Tentang Kami

Latar Belakang
debtWATCH Indonesia (dWI) didirikan tahun 1999 oleh enam orang aktivis yang terlibat dalam pemantauan dampak globalisasi dan utang luar negeri. Sebagai organisasi nirlaba tujuan yang ingin dicapai adalah untuk membangun pengawasan sosial masyarakat dalam pengelolaan dana publik, untuk melakukan pendidikan populer tentang globalisasi dan utang luar negeri, dan untuk membangun jaringan komunitas di tingkat nasional dan region Asia-Pasifik untuk isu globalisasi dan utang luar negeri. Sejak awal berdirinya debtWATCH Indonesia telah melakukan pelatihan dan pendidikan untuk masyarakat, aktivis, dan kelompok perempuan. dWI membangun focal point dari masyarakat sampai aktivis untuk pelatihan Economic Literacy, menghasilkan Modul Pelatihan untuk Pelatih, beberapa publikasi dan film pendek tentang globalisasi dan dampaknya bagi penghidupan masyarakat.

Nilai
debtWATCH Indonesia adalah organisasi non-profit yang berfungsi sebagai elemen pendukung untuk membangun pemikiran kritis masyarakat akan dampak globalisasi ekonomi dan utang luar negeri melalui pendidikan populer. Didalam aktivitasnya, debtWATCH Indonesia mendorong penerapan transparansi, demokrasi, profesionalitas, dan mendorong pemenuhan hak-hak masyarakat.

Aktivitas Kami 

  • Advocacy on International Financial Institutions project and policies: melakukan advokasi atas kegiatan lembaga2 keuangan internasional yang berdampak buruk bagi kehidupan sosial, lingkungan dan masyarakat rentan. Mendorong akuntabilitas IFIs untuk menjalankan good governance melalui penguatan safeguards, termasuk kampanye tentang ecological debts dan odious debts.
  • Identified organized crime: Berbagai macam produk yang dikenal dan dikonsumsi secara masif oleh publik kebanyakan merupakan hasil dari kerja sama global yang rumit. debtWATCH Indonesia memastikan agar kerja sama global tersebut tidaklah merugikan kepentingan publik, dengan melakukan investigasi praktik curang dan membuat laporan hasil investigasi tersebut. Salah satu yang dipantau adalah praktik curang dalam pengadaan pangan dunia.
  • Food Sovereignity: kampanye food souveregnity dilakukan unttuk menandingi praktik curang dalam pengadaan pangan dunia, yang berimbas juga ke kondisi di Indonesia. food souveregnity menghargai pasokan pangan lokal, sehingga menempatkan produsen pangan (petani dan nelayan) sebagai subyek pembangunan.
  • Education on Economic Globalization: Masyarakat perlu memahami cara-cara kerja lembaga keuangan internasional, dan ekonomi kapitalis yang mewadahinya.

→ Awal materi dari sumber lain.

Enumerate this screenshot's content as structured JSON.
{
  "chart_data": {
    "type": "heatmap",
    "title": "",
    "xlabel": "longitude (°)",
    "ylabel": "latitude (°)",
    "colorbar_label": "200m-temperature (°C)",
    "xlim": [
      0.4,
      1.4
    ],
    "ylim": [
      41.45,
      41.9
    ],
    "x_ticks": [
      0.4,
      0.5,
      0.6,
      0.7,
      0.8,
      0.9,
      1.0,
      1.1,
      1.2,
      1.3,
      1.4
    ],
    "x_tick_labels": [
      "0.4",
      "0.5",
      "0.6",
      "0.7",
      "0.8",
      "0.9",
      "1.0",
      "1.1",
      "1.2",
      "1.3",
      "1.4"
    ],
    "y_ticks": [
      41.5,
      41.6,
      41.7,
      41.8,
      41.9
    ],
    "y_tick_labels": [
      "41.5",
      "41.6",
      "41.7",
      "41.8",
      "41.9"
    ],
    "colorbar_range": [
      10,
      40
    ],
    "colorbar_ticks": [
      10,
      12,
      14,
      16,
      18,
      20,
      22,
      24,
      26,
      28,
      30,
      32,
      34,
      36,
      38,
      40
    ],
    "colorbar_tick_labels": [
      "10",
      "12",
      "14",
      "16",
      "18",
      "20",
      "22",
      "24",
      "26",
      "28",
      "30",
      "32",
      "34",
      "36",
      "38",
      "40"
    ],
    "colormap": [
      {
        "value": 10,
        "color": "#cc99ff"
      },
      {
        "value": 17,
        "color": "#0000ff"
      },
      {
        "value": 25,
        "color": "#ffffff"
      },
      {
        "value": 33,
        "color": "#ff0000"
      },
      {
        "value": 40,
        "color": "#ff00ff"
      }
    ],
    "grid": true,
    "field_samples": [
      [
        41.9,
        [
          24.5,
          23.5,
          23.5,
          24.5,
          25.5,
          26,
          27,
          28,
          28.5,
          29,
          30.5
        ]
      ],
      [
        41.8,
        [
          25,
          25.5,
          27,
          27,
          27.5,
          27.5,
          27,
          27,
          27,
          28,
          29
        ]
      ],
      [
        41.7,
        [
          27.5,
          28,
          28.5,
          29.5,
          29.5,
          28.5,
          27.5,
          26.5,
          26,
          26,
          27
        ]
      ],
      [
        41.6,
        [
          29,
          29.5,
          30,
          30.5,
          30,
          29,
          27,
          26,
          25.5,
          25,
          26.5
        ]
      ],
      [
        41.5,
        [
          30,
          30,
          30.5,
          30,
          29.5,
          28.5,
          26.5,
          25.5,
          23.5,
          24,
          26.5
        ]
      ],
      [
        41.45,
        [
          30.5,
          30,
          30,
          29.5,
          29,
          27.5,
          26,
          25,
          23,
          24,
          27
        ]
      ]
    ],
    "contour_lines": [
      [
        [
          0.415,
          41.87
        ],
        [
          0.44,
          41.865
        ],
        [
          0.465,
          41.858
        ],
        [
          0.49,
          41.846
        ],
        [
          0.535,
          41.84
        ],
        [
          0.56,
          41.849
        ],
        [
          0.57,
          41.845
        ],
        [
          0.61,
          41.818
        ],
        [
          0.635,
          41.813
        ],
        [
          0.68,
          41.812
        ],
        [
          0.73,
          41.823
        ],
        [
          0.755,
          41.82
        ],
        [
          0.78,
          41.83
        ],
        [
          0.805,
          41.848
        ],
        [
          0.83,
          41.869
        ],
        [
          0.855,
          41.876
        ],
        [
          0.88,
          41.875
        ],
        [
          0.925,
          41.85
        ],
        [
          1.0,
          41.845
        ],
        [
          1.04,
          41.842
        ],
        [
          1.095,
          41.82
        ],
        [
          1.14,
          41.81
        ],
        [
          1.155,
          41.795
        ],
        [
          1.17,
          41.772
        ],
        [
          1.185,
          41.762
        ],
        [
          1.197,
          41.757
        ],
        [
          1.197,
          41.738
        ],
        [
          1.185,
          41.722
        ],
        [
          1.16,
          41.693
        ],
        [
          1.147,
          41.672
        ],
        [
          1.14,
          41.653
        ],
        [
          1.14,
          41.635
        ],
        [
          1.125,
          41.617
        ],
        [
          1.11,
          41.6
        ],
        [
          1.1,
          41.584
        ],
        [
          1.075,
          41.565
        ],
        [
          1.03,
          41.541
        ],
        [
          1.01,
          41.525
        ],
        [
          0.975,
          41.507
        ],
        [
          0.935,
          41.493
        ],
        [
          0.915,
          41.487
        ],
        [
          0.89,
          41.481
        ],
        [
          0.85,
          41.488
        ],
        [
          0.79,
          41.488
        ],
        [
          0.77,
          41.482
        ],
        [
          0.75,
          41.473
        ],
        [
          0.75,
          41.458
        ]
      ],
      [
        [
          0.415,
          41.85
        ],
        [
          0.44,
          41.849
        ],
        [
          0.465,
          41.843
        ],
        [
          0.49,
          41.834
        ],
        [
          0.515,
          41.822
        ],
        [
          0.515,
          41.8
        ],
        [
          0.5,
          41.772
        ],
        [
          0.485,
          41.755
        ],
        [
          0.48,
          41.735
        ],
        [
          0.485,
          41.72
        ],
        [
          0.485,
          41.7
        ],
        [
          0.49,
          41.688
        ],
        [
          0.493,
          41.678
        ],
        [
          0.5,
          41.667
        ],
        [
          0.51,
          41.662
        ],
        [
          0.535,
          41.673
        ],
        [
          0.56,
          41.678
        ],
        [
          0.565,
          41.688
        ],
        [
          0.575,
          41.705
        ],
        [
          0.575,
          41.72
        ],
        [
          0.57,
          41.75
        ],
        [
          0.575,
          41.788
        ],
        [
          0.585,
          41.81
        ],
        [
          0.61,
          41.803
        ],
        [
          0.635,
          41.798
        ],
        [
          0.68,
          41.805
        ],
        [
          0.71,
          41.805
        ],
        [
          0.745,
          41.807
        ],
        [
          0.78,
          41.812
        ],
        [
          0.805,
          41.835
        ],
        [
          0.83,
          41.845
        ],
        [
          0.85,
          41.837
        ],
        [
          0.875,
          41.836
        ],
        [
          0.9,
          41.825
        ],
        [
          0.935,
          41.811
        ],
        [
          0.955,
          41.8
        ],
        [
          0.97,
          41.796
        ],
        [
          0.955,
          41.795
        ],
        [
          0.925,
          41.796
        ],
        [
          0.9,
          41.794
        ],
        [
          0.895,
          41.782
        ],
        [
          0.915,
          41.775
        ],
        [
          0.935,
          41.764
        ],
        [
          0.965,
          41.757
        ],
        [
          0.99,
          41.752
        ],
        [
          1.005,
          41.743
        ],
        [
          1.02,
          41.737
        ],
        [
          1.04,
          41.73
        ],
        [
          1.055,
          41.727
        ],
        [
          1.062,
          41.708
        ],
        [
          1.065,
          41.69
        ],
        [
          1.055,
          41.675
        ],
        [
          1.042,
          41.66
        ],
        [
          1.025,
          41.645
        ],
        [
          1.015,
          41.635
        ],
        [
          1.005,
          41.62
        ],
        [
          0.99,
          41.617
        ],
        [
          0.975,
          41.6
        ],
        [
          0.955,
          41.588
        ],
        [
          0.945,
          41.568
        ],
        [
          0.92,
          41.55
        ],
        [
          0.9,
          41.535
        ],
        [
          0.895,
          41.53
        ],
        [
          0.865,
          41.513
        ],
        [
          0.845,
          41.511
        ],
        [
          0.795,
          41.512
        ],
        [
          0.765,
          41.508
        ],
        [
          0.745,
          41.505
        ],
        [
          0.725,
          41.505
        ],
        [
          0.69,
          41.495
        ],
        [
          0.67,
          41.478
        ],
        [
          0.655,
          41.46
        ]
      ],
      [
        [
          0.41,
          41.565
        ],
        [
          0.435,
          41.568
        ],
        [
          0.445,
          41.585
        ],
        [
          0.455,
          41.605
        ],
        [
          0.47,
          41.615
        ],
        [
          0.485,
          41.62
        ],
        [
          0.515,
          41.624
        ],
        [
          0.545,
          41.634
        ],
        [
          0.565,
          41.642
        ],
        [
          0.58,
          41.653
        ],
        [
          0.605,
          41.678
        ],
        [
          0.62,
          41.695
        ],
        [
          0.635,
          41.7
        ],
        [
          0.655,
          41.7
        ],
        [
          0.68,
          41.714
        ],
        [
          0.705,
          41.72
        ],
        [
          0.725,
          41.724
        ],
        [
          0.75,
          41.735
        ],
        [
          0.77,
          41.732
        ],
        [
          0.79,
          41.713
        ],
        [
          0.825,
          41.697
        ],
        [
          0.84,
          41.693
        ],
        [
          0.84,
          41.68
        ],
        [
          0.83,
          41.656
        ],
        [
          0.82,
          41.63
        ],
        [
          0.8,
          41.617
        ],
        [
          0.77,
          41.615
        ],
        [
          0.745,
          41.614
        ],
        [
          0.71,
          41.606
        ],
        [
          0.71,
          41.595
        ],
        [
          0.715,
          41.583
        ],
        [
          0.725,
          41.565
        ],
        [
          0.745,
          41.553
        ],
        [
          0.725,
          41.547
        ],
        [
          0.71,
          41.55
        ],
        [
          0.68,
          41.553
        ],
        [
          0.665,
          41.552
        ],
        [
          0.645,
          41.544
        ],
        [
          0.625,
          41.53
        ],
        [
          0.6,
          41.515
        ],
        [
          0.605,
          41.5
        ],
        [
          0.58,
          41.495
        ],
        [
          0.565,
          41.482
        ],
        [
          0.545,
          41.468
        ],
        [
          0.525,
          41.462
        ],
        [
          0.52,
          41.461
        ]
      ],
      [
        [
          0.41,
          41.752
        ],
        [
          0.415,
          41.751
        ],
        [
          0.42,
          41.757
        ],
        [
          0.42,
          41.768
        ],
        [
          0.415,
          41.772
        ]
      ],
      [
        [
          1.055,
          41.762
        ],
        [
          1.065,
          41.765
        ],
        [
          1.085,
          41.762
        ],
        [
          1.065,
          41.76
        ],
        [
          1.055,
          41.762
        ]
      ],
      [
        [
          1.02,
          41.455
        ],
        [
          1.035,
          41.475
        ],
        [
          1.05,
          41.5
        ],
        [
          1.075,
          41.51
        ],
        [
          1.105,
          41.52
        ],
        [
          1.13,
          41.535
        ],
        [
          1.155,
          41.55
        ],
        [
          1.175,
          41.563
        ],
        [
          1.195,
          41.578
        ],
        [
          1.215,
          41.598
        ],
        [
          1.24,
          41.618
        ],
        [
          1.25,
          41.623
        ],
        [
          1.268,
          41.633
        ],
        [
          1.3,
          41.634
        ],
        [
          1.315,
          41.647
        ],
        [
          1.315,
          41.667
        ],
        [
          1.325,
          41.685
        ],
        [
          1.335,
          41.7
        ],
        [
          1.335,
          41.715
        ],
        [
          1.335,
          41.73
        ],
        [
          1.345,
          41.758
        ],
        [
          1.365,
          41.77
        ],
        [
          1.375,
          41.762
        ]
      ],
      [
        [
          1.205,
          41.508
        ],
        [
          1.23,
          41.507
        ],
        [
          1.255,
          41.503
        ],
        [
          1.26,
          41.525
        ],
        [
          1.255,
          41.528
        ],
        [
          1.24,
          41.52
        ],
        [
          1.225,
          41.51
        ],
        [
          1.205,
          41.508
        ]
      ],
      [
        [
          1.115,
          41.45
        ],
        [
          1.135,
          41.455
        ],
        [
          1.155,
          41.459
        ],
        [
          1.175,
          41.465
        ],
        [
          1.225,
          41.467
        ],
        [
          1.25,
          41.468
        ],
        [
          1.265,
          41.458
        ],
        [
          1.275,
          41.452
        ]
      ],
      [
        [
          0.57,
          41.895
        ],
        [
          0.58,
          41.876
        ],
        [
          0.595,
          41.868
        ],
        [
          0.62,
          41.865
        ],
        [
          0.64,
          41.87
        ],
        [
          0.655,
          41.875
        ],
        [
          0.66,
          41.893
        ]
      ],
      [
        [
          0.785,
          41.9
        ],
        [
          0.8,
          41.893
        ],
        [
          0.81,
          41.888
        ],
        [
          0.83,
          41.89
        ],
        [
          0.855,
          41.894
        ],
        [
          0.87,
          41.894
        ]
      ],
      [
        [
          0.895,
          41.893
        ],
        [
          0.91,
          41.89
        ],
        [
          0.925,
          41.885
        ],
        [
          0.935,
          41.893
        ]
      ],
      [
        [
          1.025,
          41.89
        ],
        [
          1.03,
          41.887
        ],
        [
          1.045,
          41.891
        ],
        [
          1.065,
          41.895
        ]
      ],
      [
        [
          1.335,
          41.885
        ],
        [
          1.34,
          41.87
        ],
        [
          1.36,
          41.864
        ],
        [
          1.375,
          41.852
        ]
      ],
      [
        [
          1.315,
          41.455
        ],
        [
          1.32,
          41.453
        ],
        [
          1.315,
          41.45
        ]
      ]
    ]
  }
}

Ilmu ekonomi tidak boleh hanya menjadi ilmu yang dikuasai para elit mengingat kebijakan di bidang ekonomi akan mempengaruhi kehidupan orang banyak. Oleh karena itu debtWATCH Indonesia membangun kurikulum pendidikan tentang economic globalization sebagai bahan ajar bagi publik, dan melakukan pendidikan publik. Kami sudah melakukan pendidikan ini sejak tahun 2000.
  • Forest: penerapan safeguards dalam forest management; riset tentang perkebunan sawit.
  • Coastal Ecosystem and Communities: isu kelautan merupakan isu yang tidak cukup mendapat perhatian penuh dari kelompok pembela lingkungan dan HAM, karena itu empat tahun belakangan ini debtWATCH Indonesia membangun perhatian akan masalah deforetasi bawah laut yang meliputi, kawasan pesisir, hutan mangrove, padang lamun, terumbu karang dan … serta mendorong kesadaran tentang pentingnya perhitungan seascape.